I wanted to leave it alone, I really did. The hope was to quickly get over a Bulls postseason that was as miserable as going the distance with Floyd Mayweather with your hands tied behind your back. I lost all emotional connection to this team after the D Rose injury, but there was a rage that came over me after C.J. Watson passed to a career 48% free throw shooter with the game on the line in game 6.
The annoyance came in the form of the $75 million Spike Lee like towel waver, Carlos Boozer. If a 1-11 3 point performance in a season ending game wasn’t horrendous enough, C Booz the Bum had the audacity to say this when summing up this Bulls season…
“I thought I played well, especially with the kind of season it was,” Boozer said, when asked to assess his second season in Chicago. “We had the best record again in basketball, won our division again, had the top seed again, that’s all that matters, yo.”
That’s. All. That. Matters. Yo.
Tell me, Carlos, what did you do well besides avoid contact and injury this season? Oh yeah, you perfected the art of shriveling into a 6’8 260 pound jump shooter that’s afraid of the painted area. Awesome.
The problem with Boozer’s quote that will define his tenure with the Bulls (at least to the fans who are only in this for championships) is that he is genuinely indifferent about winning a ring. He can talk about wanting the team to remain intact, having a legitimate chance to beat the Heat if healthy & winning a title, but this is more proof that he is nothing but a glory seeking mouthpiece. He’s like a soundboard– just press a different Boozer saying, and he spits out one of his infinite cliches.
Boozer loves to play the media for fools, but anyone with a sense of just how fake he is can see right through his bullshit. I am completely appalled at him admitting that a great regular season, division title & top seed is “all that matters, yo.”
Great regular seasons are apparently the Bulls’ M.O. Despite my efforts in a 1,700 word piece last week… http://chicitysportsfan.com/wp/2012/05/numerous-questions-await/, the Bulls won’t use the get out of NBA hell free card known as the amnesty clause.

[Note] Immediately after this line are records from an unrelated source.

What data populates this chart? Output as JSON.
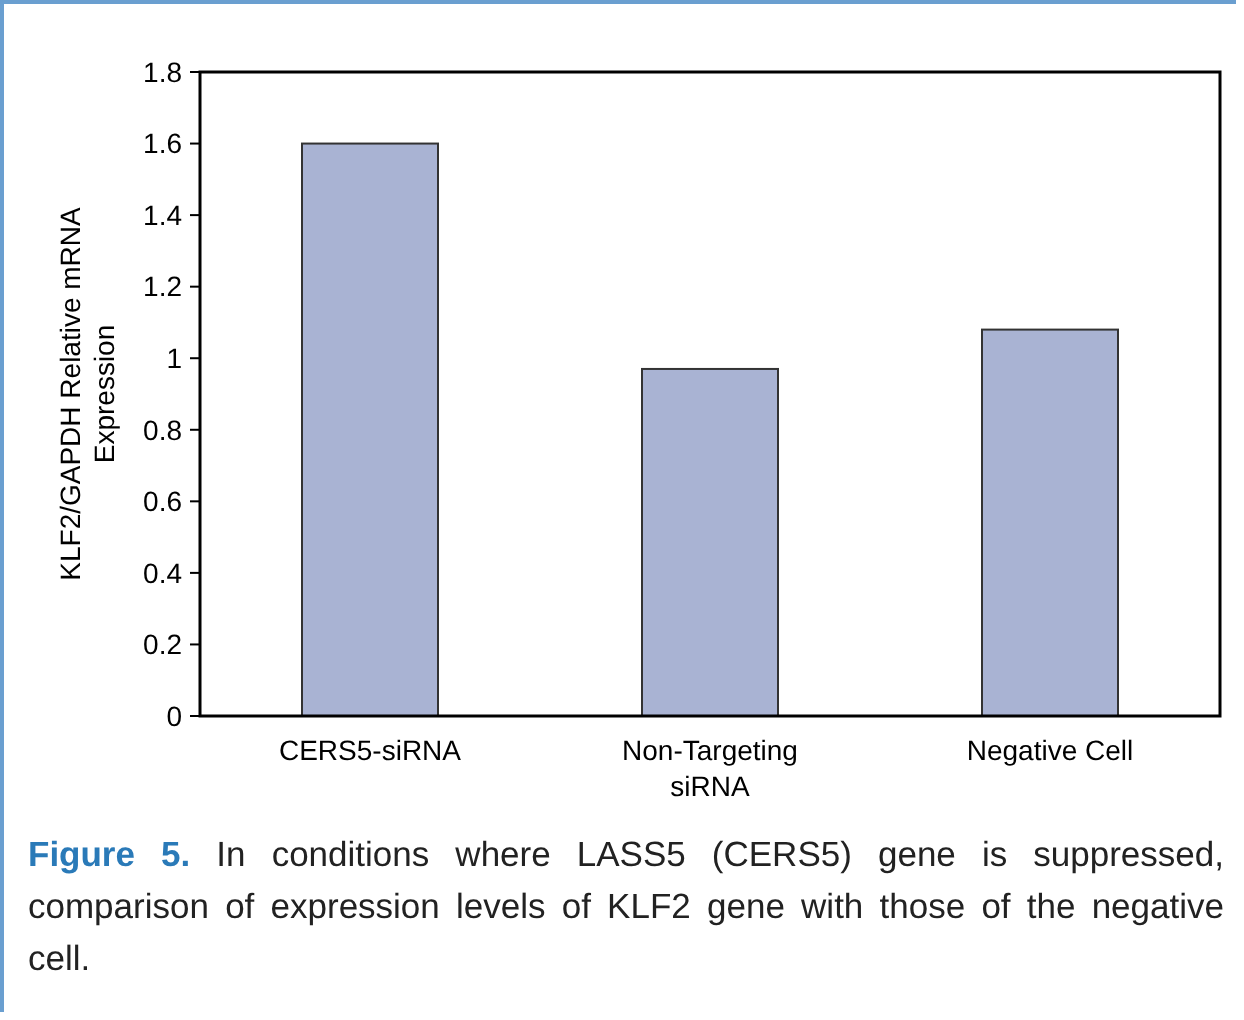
{
  "chart_data": {
    "type": "bar",
    "ylabel": "KLF2/GAPDH Relative mRNA Expression",
    "categories": [
      "CERS5-siRNA",
      "Non-Targeting siRNA",
      "Negative Cell"
    ],
    "values": [
      1.6,
      0.97,
      1.08
    ],
    "color": "#a9b3d3",
    "ylim": [
      0,
      1.8
    ],
    "yticks": [
      0,
      0.2,
      0.4,
      0.6,
      0.8,
      1,
      1.2,
      1.4,
      1.6,
      1.8
    ],
    "grid": false,
    "annotations": [
      "Figure 5.",
      "In conditions where LASS5 (CERS5) gene is suppressed, comparison of expression levels of KLF2 gene with those of the negative cell."
    ]
  }
}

Why would they, right? Why wouldn’t you want to cut ties with a guy that fits on a hard working dedicated team like a he’s a member of Al Qaeda joining Seal Team 6? It’s a travesty that GarPax isn’t seriously considering admitting a colossal mistake and moving forward. You see, GarPax is too proud to ever admit failure, so it’s simply not an option. Plus, Reinsdorf would rather be dropped in a pool of acid than eat the remaining $47 million on one of the worst contracts in Chicago sports history.
And that’s all you need to know about the Bulls. They are money first, titles second (they’ll never win a title with Boozer on this roster, by the way). So when you hear them talk about being determined to hang a 7th banner at the U.C., just know it’s all verbal diarrhea to feed season ticket holders to ensure that you again send them checks for season tickets on the false hope that a title is on the horizon. For a team that pisses money, the Bulls can’t wait to take all of those suckers’ cash.
But thanks for that moment of clarity, Booz. You, again, pissed off a fan base that already despises you. So enjoy your off-season of laziness, ignorance, defiance & working on your soft touched missed layups. It looks good on you. And when you return for camp, I’m sure you’ll have a fresh batch of cliches to spew as you sleep walk through another title-less season.